Trump could ask the Supreme Court to hear his appeal, but that court is not obligated to do so.

A spokesman for Trump's legal team suggested the president would take that step, saying that the "Democrat-funded Carroll Hoax" will "continue to be appealed."

"President Trump will keep winning against Liberal Lawfare, as he is focusing on his mission to Make America Great Again," the spokesman said in a statement.

Carroll's attorney, Roberta Kaplan, said, "E. Jean Carroll is very pleased with today's decision."

"Although President Trump continues to try every possible maneuver to challenge the findings of two separate juries, those efforts have failed. He remains liable for sexual assault and defamation," Kaplan said.

Both this lawsuit and the other suit filed by Carroll relate to her claim that Trump defamed her in statements denying her 2019 allegation that he sexually assaulted her in a dressing room in the Bergdorf Goodman department store in Manhattan in the 1990s.

Carroll's first suit in Manhattan federal court, which related to comments that Trump made about her in 2019, ended with a January 2024 verdict in her favor. Jurors in that case awarded her $83.3 million in damages from Trump for defaming her.

A panel of 2nd Circuit judges is scheduled to hear oral arguments on June 24 in Trump's appeal of the verdict in that case.

On Wednesday, the appeals court denied a request from Trump's attorneys to delay those arguments until the court decides whether the United States can replace Trump as the defendant in that case on the grounds that he is president.

Carroll sued Trump again in 2022, for battery and defamation, after New York passed a law that temporarily allowed people to file claims of sexual assault for alleged incidents that occurred outside the normal statute of limitations.

That case, which was the subject of Friday's decision by the 2nd Circuit, included claims about the incident in the store and Trump's statements about the writer in 2022.

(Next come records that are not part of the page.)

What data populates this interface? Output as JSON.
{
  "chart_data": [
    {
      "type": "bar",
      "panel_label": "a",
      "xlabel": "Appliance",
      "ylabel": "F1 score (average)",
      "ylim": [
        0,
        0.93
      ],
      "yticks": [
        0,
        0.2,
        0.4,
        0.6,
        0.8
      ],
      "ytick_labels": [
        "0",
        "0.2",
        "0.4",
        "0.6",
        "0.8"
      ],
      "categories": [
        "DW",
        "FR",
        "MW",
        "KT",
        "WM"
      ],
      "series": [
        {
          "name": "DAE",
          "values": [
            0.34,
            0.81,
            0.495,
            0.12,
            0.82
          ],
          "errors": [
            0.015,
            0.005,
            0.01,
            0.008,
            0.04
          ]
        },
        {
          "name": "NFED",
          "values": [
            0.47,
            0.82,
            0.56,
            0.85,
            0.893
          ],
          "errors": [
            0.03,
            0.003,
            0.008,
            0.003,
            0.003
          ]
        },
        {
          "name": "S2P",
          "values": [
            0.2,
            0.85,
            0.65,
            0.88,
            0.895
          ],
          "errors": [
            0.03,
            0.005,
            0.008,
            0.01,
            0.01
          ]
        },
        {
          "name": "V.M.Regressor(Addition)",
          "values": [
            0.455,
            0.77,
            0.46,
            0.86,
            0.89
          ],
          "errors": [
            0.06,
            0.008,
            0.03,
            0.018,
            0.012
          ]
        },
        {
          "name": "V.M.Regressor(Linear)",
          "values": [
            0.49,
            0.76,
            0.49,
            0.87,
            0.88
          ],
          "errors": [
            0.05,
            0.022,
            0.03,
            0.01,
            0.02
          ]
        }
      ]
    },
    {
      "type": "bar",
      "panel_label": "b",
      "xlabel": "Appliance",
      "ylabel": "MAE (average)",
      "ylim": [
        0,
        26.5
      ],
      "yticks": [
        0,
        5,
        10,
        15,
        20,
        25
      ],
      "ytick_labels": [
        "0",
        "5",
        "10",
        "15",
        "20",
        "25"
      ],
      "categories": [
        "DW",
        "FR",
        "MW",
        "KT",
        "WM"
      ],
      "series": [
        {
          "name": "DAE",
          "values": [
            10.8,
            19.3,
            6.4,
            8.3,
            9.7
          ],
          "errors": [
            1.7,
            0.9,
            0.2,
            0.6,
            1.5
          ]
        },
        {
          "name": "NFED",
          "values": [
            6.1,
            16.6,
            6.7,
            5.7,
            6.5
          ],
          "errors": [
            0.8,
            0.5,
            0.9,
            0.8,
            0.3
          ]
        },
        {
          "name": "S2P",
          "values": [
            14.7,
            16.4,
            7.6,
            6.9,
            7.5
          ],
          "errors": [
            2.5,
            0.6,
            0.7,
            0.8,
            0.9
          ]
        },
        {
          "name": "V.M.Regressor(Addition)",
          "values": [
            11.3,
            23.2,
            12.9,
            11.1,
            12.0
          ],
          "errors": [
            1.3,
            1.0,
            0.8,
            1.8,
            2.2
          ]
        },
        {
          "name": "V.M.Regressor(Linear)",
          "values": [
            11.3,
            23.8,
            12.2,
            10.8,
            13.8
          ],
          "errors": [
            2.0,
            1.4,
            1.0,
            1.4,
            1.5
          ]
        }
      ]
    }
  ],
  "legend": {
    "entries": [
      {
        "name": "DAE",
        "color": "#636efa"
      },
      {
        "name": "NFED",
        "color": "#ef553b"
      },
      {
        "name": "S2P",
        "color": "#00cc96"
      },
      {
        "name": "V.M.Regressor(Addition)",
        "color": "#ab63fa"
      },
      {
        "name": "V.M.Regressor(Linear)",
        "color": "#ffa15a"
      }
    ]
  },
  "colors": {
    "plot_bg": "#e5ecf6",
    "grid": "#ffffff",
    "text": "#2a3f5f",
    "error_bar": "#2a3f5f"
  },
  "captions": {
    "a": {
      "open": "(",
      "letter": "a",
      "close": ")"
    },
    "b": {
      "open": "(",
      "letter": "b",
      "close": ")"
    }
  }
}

In his written dissent arguing that the full 2nd Circuit should have reheard the appeal, Judge Steven Menashi said the three-judge appeals panel that upheld the jury's verdict "sanctioned striking departures" from legal precedent "to justify the irregular judgment in this case."

Menashi wrote that Manhattan District Court Judge Lewis Kaplan, who presided over the trial of Caroll's lawsuit, excluded key evidence, allowing her attorneys to more easily argue that Trump's comments met the legal standard for defamation.

The dissent also disputed Kaplan's interpretation of legal rules that allowed "stale witness testimony about a brief encounter that allegedly occurred forty-five years earlier."

That testimony came from Jessica Leeds, a woman who told jurors that during an encounter with Trump on an airplane, he "grabbed [her] with his hands, tried to kiss [her], grabbed [her] breasts, and pulled [her] towards him," the dissent noted.

Menashi was joined in his dissent by Judge Michael Park. Both judges were appointed to the circuit by Trump in 2019, during his first term in the White House.

Four other 2nd Circuit judges pushed back on Menashi and Park, writing that the "dissenting opinion would have us stray far from our proper role as a court of review."

Those judges said that an en banc rehearing is almost always granted to resolve "a question of exceptional importance or a conflict between the panel's opinion and appellate precedent."

"The dissenting opinion ignores this rule of restraint," they wrote.

Two of the three circuit court judges who rejected Trump's effort to overturn the verdict in December filed a separate statement endorsing the majority's view that "the criteria for en banc rehearing have not been met."

Those judges, Denny Chin and Susan Carney, responded at length to Menashi's arguments.

"Even on his own terms, our dissenting colleague fails to explain why any purported error warrants a retrial or full court review," Chin and Carney wrote.